Toyota Outlines Future Production Processes
The new strategy is rooted in the basic principles of the Toyota Production System (TPS), which includes a willingness to do things “for the benefit of someone other than yourself” and a “human-centered” approach to manufacturing. “What caught my attention the most was seeing see the famous genchi genbutsu (real place, real facts) now being done via video,” notes Obara. “Toyota engineers designed a vest to hold a camera, so remote people would not need to be on site to see it all.”

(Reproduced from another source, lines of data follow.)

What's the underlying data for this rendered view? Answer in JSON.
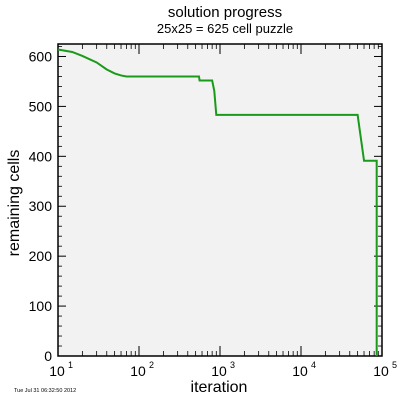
{
  "colors": {
    "background": "#ffffff",
    "plot_background": "#f2f2f2",
    "series": "#1a9a1a",
    "axis": "#000000"
  },
  "footer": {
    "timestamp": "Tue Jul 31 06:32:50 2012"
  },
  "chart_data": {
    "type": "line",
    "title": "solution progress",
    "subtitle": "25x25 = 625 cell puzzle",
    "xlabel": "iteration",
    "ylabel": "remaining cells",
    "xscale": "log",
    "xlim": [
      10,
      100000
    ],
    "ylim": [
      0,
      625
    ],
    "x_ticks": [
      {
        "value": 10,
        "base": "10",
        "exp": "1"
      },
      {
        "value": 100,
        "base": "10",
        "exp": "2"
      },
      {
        "value": 1000,
        "base": "10",
        "exp": "3"
      },
      {
        "value": 10000,
        "base": "10",
        "exp": "4"
      },
      {
        "value": 100000,
        "base": "10",
        "exp": "5"
      }
    ],
    "y_ticks": [
      0,
      100,
      200,
      300,
      400,
      500,
      600
    ],
    "grid": false,
    "legend": "none",
    "series": [
      {
        "x": [
          10,
          15,
          20,
          30,
          40,
          50,
          60,
          70,
          100,
          200,
          300,
          550,
          560,
          800,
          850,
          900,
          1000,
          2000,
          5000,
          10000,
          20000,
          50000,
          60000,
          80000,
          85000,
          86000,
          86001
        ],
        "y": [
          614,
          609,
          601,
          588,
          574,
          566,
          562,
          560,
          560,
          560,
          560,
          560,
          552,
          552,
          531,
          483,
          483,
          483,
          483,
          483,
          483,
          483,
          391,
          391,
          391,
          391,
          0
        ]
      }
    ]
  }
}
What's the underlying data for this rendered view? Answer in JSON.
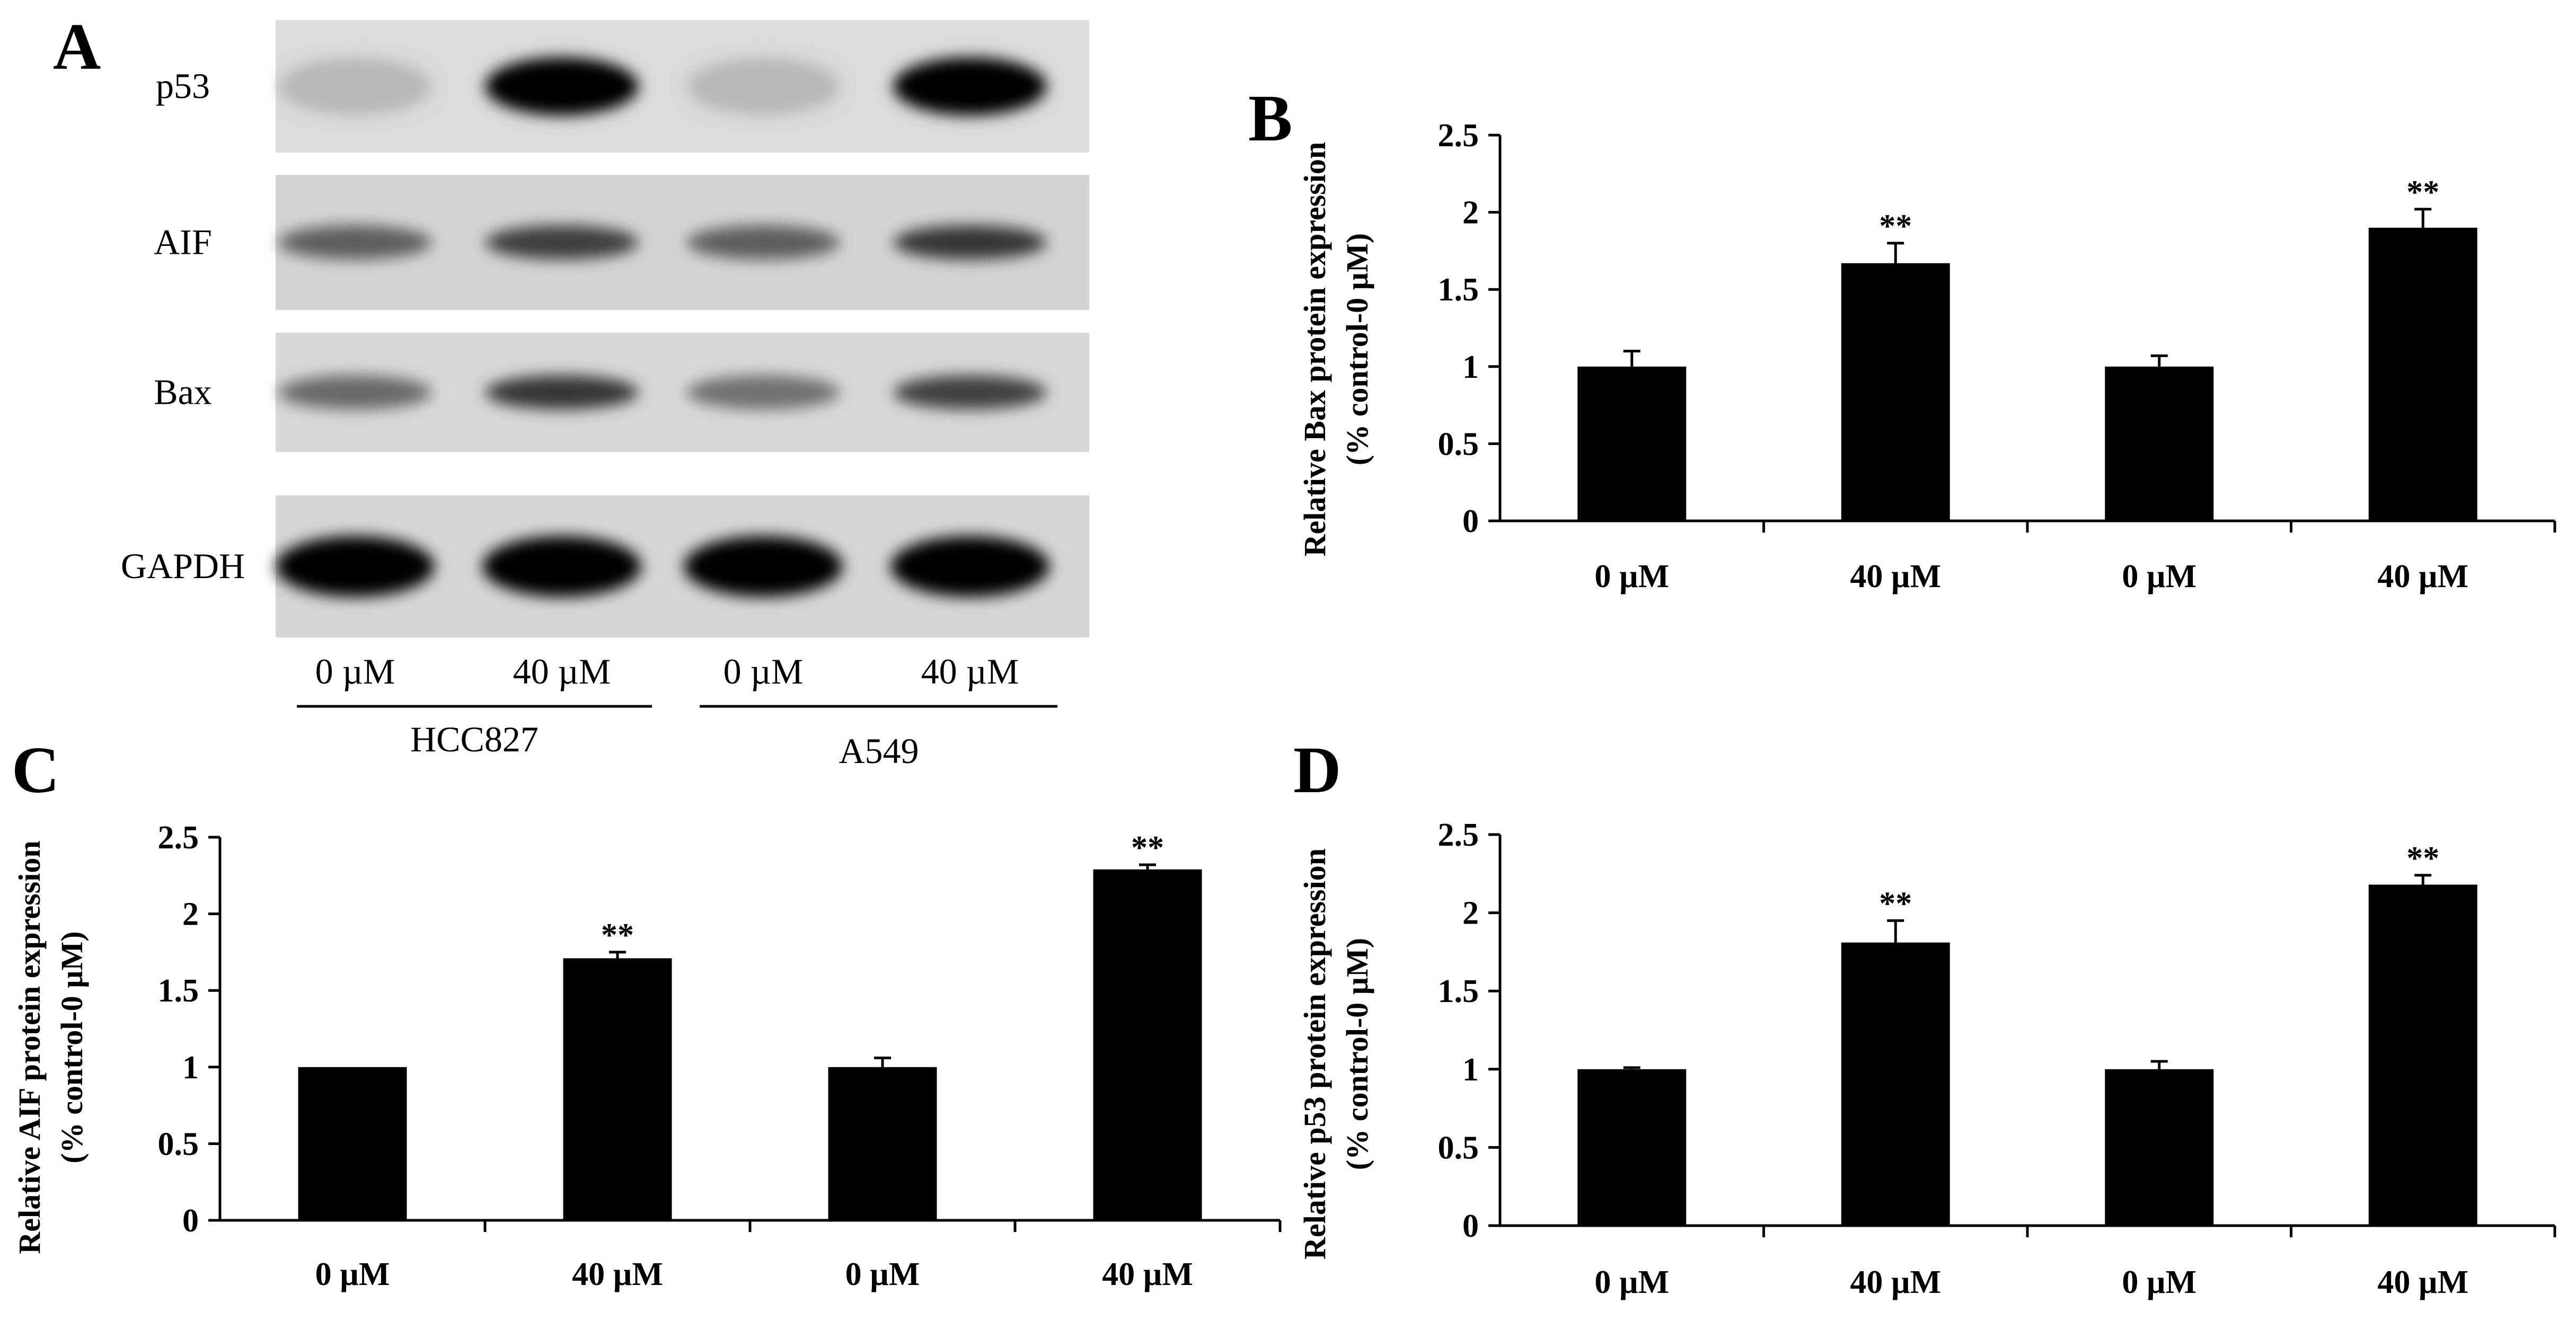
{
  "panels": {
    "a": "A",
    "b": "B",
    "c": "C",
    "d": "D"
  },
  "blot": {
    "proteins": [
      "p53",
      "AIF",
      "Bax",
      "GAPDH"
    ],
    "lane_labels": [
      "0 µM",
      "40 µM",
      "0 µM",
      "40 µM"
    ],
    "cell_lines": [
      "HCC827",
      "A549"
    ],
    "band_intensity": [
      [
        0.08,
        1.0,
        0.08,
        1.0
      ],
      [
        0.55,
        0.72,
        0.55,
        0.75
      ],
      [
        0.5,
        0.75,
        0.45,
        0.7
      ],
      [
        1.0,
        1.0,
        1.0,
        1.0
      ]
    ]
  },
  "chart_data": [
    {
      "type": "bar",
      "panel": "B",
      "categories": [
        "0 µM",
        "40 µM",
        "0 µM",
        "40 µM"
      ],
      "values": [
        1.0,
        1.67,
        1.0,
        1.9
      ],
      "errors": [
        0.1,
        0.13,
        0.07,
        0.12
      ],
      "annotations": [
        "",
        "**",
        "",
        "**"
      ],
      "ylabel_line1": "Relative Bax protein expression",
      "ylabel_line2": "(% control-0 µM)",
      "yticks": [
        "0",
        "0.5",
        "1",
        "1.5",
        "2",
        "2.5"
      ],
      "ylim": [
        0,
        2.5
      ],
      "grid": false,
      "bar_color": "#000000"
    },
    {
      "type": "bar",
      "panel": "C",
      "categories": [
        "0 µM",
        "40 µM",
        "0 µM",
        "40 µM"
      ],
      "values": [
        1.0,
        1.71,
        1.0,
        2.29
      ],
      "errors": [
        0.0,
        0.04,
        0.06,
        0.03
      ],
      "annotations": [
        "",
        "**",
        "",
        "**"
      ],
      "ylabel_line1": "Relative AIF protein expression",
      "ylabel_line2": "(% control-0 µM)",
      "yticks": [
        "0",
        "0.5",
        "1",
        "1.5",
        "2",
        "2.5"
      ],
      "ylim": [
        0,
        2.5
      ],
      "grid": false,
      "bar_color": "#000000"
    },
    {
      "type": "bar",
      "panel": "D",
      "categories": [
        "0 µM",
        "40 µM",
        "0 µM",
        "40 µM"
      ],
      "values": [
        1.0,
        1.81,
        1.0,
        2.18
      ],
      "errors": [
        0.01,
        0.14,
        0.05,
        0.06
      ],
      "annotations": [
        "",
        "**",
        "",
        "**"
      ],
      "ylabel_line1": "Relative p53 protein expression",
      "ylabel_line2": "(% control-0 µM)",
      "yticks": [
        "0",
        "0.5",
        "1",
        "1.5",
        "2",
        "2.5"
      ],
      "ylim": [
        0,
        2.5
      ],
      "grid": false,
      "bar_color": "#000000"
    }
  ]
}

Toyota’s next-generation EVs will be built upon a new modular structure in which car bodies are divided into three sections: front, center and rear. The center section will house solid-state batteries, which offer faster charging and longer range than conventional batteries. Giga-casting is one of the new production technologies that will make these modular structures possible. Currently, the rear section of the Toyota bZ4X EV is made with 86 sheet metal parts and 33 press processes.
“Whereas a typical changeover might take 24 hours and require a large crane, giga-casting molds, which weigh more than 100 tons, leads to even greater time loss,” says Shingo. “Our new approach to giga casting divides molds into two types: general-purpose molds that remain mounted on the machinery and specialized molds whose shape differs by car model. During a replacement, only the compact specialized molds detach themselves automatically from the general-purpose molds.” With these just-in-time mold changes—replacing only what is needed, when it is needed, in the quantity needed—Toyota is aiming to bring lead times down to 20 minutes or less.